Raymarine, the UK marine electronics specialist, claimed its future is shipshape thanks to demand from leisure sailors for increasingly sophisticated systems ranging from fish-finders to on-board entertainment.

Announcing its first financial results since becoming a public company in December, Raymarine said its strategy of launching innovative new products for use across a wider range of vessels was paying off. The firm also seems to be benefiting from the desire of an older, increasingly affluent population to take to the water — but only if supported by an array of the latest safety and navigation technology.

Raymarine’s sales grew by 14 per cent to £106m in 2004, while operating profits increased 63 per cent to £17.5m — though a large chunk of this was swallowed up by the costs of floating on the stock exchange and other one-off costs.

The company, formed in 2001 through a management buy-out of Raytheon’s marine leisure business, supplies electronic systems to owners, skippers and charter operators of power and sailing boats, mostly 20–100ft in length.

The firm said increased investment in technology R&D over the past few years — it spent more than £8m in 2004 — had enabled it to launch a string of new products catering for all shapes and sizes of vessel. These include a high-definition fish imaging system using digitally adaptive transmitter and receiver technology and new ‘smart pilot’ course computers that use advanced steering software to keep a vessel on course in various sea and weather conditions.

Raymarine also targeted the bigger end of the leisure boat market, launching an entertainment, camera and crew safety system operating as part of an integrated control network. According to the company, the marine market will become increasingly open to such systems as boats become larger and more complex, and as technology-savvy leisure sailors expect more comfort and convenience on-board.

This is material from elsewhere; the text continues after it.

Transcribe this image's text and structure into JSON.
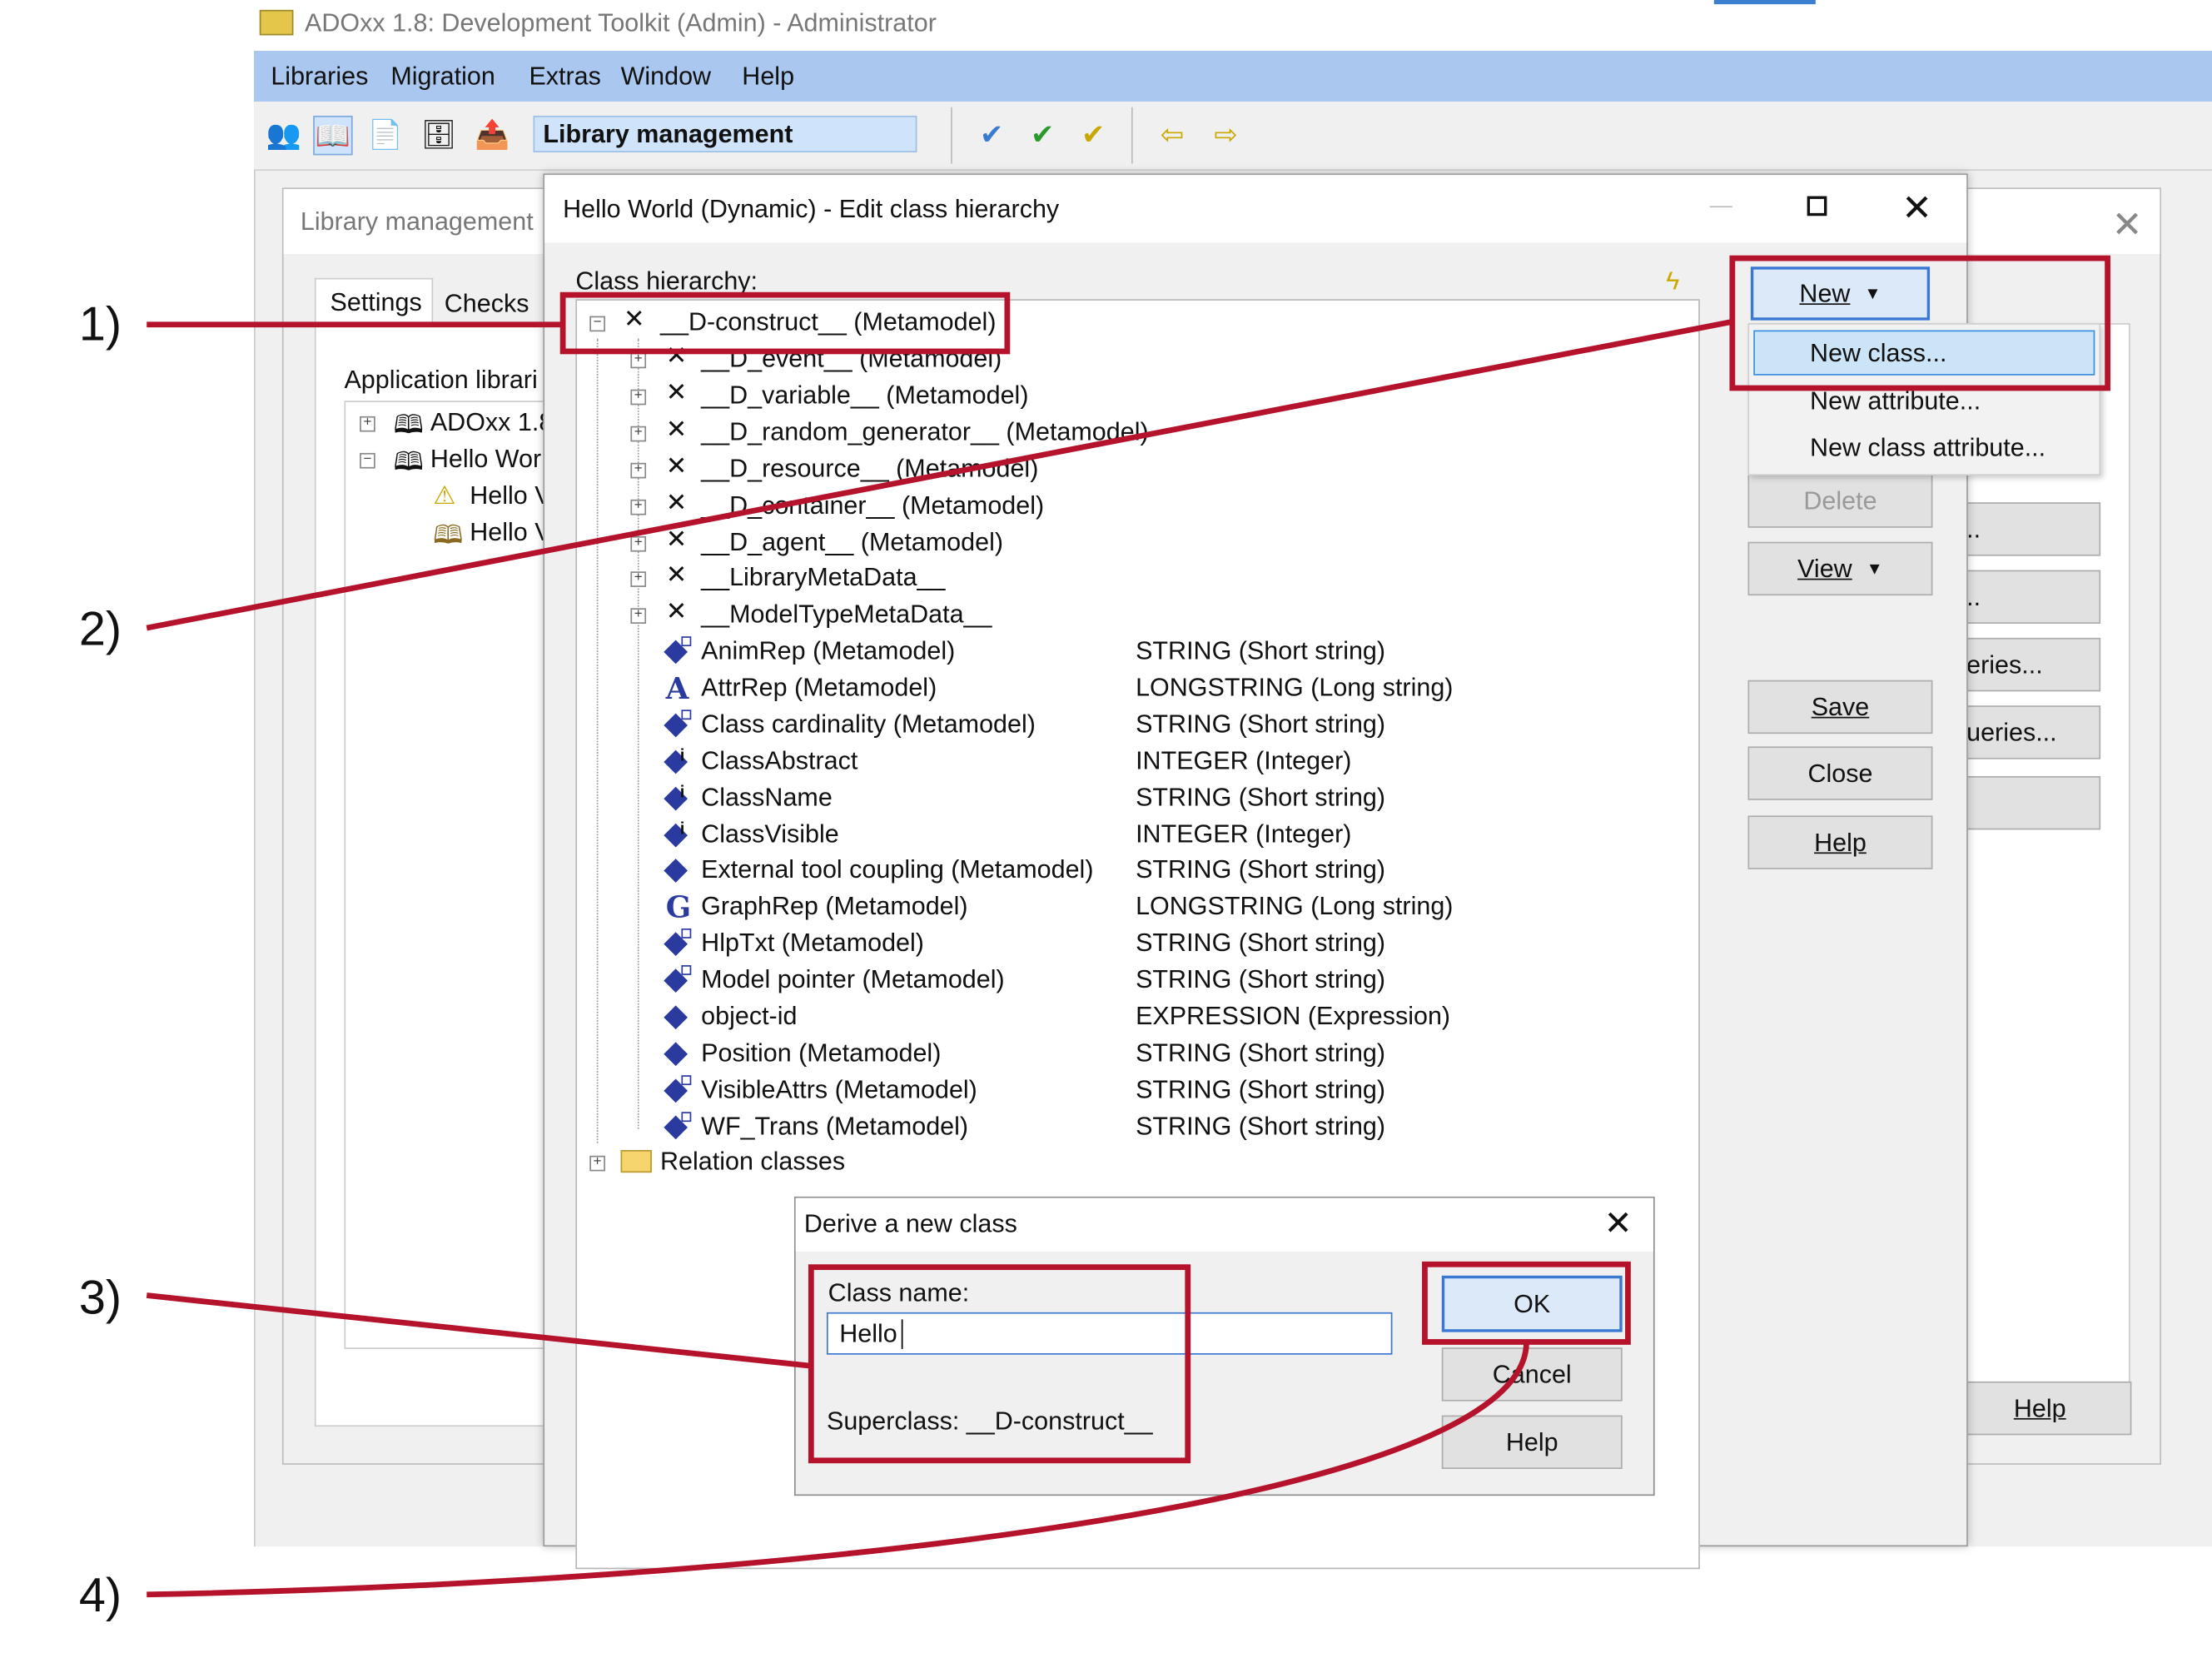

‘We believe we can expand the market by introducing new technologies, integrating them into systems and marketing them aggressively,’ said chief executive Malcolm Miller, who joined the company from set-top box developer Pace Micro Technology.

Miller said wireless networking, engine monitoring and vessel control were among the areas on which Raymarine would focus to launch new technical innovations.

To cope with the increased demand, Raymarine has boosted production capacity at its Portsmouth plant and is reviewing all its sources of supply, including the electronic manufacturing service providers it uses in Mexico and Taiwan.